Elle me foudroya du regard, ses yeux clairs étincelant d’un feu qui me fit froid dans le dos. Si en plus elle était sorcière, ce n’était vraiment pas une femme pour moi.
« Je le sais, c’est tout. Nous avons été trahis. Nous allons contourner le bois par le champ de blé, au pas. J’atténuerai le son par un sortilège. Dès que nous aurons rejoint la route, triple galop ! »
Je n’osai point en demander davantage. Et Kayel restait silencieux comme à son habitude.
C’était vraiment étrange de traverser ce champ dans le plus grand silence. On aurait dit que nous marchions sur un épais tapis qui absorbait tous les bruits... Dame Everia semblait très concentrée et ses lèvres muettes mimaient les paroles d’une incantation que je me serais bien gardé d’interrompre...


Dame Everia m’a surpris par son courage et sa détermination. Je me doutais qu’elle possédait le Don. Cette profondeur de regard, ce front haut, cette voix claire et pourtant frémissante comme un souffle de vent dans les trembles m’ont rappelé ma tante Senara, qui pouvait voir l’avenir. Everia me semble être beaucoup plus puissante. Quel dommage qu’elle ait accepté d’aider Sardos contre les Ménoriens ! Mais il ne m’appartient pas de la juger, seulement de la protéger.
Son stratagème a été efficace. Nous avons lancé nos chevaux au galop et le vent d’est nous a porté les cris de dépit de nos ennemis déçus.
Malheureusement, moins d’une lieue plus loin, - était-elle fatiguée, avait-elle baissé sa garde ? - au détour d’une courbe, nous les avons vus, descendant d’un petit tertre arboré, se précipiter sur nous sabre au clair.

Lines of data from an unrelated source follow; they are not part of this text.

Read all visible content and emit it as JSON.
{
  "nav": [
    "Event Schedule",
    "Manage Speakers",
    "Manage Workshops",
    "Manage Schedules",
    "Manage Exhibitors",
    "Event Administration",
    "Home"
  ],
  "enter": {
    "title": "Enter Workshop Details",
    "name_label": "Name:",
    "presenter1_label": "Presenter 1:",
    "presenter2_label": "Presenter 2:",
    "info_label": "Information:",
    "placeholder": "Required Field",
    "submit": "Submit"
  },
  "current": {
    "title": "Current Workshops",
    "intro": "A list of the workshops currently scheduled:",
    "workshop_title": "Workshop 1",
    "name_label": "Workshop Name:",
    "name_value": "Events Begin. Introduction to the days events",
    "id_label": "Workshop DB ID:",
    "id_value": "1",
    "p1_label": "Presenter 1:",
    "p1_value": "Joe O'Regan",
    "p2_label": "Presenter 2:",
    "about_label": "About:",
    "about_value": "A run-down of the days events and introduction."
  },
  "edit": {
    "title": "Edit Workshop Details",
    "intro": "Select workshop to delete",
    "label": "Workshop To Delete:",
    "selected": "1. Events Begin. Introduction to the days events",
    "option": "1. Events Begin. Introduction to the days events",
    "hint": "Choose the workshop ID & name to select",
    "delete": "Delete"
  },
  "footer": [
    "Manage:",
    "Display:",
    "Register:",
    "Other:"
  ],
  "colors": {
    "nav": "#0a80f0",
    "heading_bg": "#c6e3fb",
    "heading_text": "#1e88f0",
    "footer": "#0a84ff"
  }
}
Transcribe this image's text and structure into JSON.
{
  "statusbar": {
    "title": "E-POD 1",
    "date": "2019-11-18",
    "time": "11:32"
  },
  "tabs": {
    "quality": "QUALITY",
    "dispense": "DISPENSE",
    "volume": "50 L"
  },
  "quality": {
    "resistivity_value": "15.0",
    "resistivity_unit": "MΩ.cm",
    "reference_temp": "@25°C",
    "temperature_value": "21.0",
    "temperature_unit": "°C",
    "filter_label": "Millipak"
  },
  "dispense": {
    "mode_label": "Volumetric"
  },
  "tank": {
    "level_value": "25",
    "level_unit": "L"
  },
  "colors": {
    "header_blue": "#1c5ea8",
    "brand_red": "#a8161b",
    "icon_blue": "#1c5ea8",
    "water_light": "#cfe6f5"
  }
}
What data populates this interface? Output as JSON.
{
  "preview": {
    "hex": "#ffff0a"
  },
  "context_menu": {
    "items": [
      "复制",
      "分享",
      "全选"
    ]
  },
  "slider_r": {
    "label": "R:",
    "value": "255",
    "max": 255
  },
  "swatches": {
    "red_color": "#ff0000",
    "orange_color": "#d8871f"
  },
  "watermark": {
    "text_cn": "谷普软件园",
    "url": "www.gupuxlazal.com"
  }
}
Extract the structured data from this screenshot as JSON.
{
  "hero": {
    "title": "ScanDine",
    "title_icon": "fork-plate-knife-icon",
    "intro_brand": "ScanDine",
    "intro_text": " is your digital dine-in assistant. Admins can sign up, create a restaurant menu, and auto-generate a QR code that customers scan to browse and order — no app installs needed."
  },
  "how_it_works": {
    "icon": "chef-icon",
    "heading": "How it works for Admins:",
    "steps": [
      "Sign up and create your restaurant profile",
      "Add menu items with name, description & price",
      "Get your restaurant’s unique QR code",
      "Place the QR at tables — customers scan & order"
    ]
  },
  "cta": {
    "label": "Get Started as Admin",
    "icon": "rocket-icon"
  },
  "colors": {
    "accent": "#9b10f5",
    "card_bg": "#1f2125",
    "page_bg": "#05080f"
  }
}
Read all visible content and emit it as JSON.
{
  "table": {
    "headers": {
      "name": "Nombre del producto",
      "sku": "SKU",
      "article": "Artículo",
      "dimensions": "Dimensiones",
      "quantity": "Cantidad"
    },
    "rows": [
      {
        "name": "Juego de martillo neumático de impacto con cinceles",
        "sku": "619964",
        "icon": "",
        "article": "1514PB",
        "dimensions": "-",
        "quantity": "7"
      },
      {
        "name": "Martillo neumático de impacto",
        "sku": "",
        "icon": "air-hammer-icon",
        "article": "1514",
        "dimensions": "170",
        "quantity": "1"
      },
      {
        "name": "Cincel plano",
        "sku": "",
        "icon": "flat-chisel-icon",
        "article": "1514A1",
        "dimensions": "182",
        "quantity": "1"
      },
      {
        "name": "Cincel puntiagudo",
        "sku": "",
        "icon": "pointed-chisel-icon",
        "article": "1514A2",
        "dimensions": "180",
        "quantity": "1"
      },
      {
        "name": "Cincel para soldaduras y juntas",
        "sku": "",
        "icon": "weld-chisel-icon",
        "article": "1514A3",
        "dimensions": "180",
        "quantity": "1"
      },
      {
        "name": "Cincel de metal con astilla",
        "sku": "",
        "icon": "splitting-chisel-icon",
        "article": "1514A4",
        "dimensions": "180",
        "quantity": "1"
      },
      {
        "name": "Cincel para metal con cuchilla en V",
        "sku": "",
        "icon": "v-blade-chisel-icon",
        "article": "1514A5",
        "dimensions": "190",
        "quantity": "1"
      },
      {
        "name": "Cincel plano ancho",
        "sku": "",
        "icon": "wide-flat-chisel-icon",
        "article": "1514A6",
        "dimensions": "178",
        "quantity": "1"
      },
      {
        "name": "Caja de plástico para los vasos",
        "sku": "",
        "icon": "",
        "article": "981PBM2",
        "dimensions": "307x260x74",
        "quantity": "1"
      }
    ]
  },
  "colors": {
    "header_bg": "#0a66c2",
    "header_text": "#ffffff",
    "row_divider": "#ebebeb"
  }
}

Ils étaient cinq. J’ai demandé à Dame Everia de rester derrière nous, et avant qu’ils ne nous rejoignent, une flèche de mon arc en avait foudroyé un. J’ai sauté à terre pour épargner Veda, et parce que mon fleuret, s’il est plus agile que leurs lourdes épées, ne peut pas encaisser un affrontement direct. J’ai fait tomber le premier cavalier et en regardant alentour pour jauger la situation, j’ai vu Rolf entraîner deux Ménoriens loin de notre Dame, et le quatrième s’effondrer, un stylet fiché en pleine gorge. Par la Lumière, elle savait se battre ! Mon adversaire était descendu de cheval pour m’affronter, car sa monture refusait de marcher sur moi, probablement ensorcelée. L’homme qui me faisait face était puissant, et en esquivant ses coups mortels je cherchais la faille où enfoncer ma lame, quand je le vis se figer, pâlir, et s’effondrer sans que je l’aie touché.
« Allez aider Rolf, messire Kayel. J’ai besoin de converser avec notre prisonnier. »
Elle était lumineuse comme une aurore d’été, et son visage grave m’évoquait celui d’Adris, la déesse de la Justice et de la Compassion. Alors je sus que rien en elle ne pourrait me décevoir, et que ma pauvre vie avait à nouveau un sens.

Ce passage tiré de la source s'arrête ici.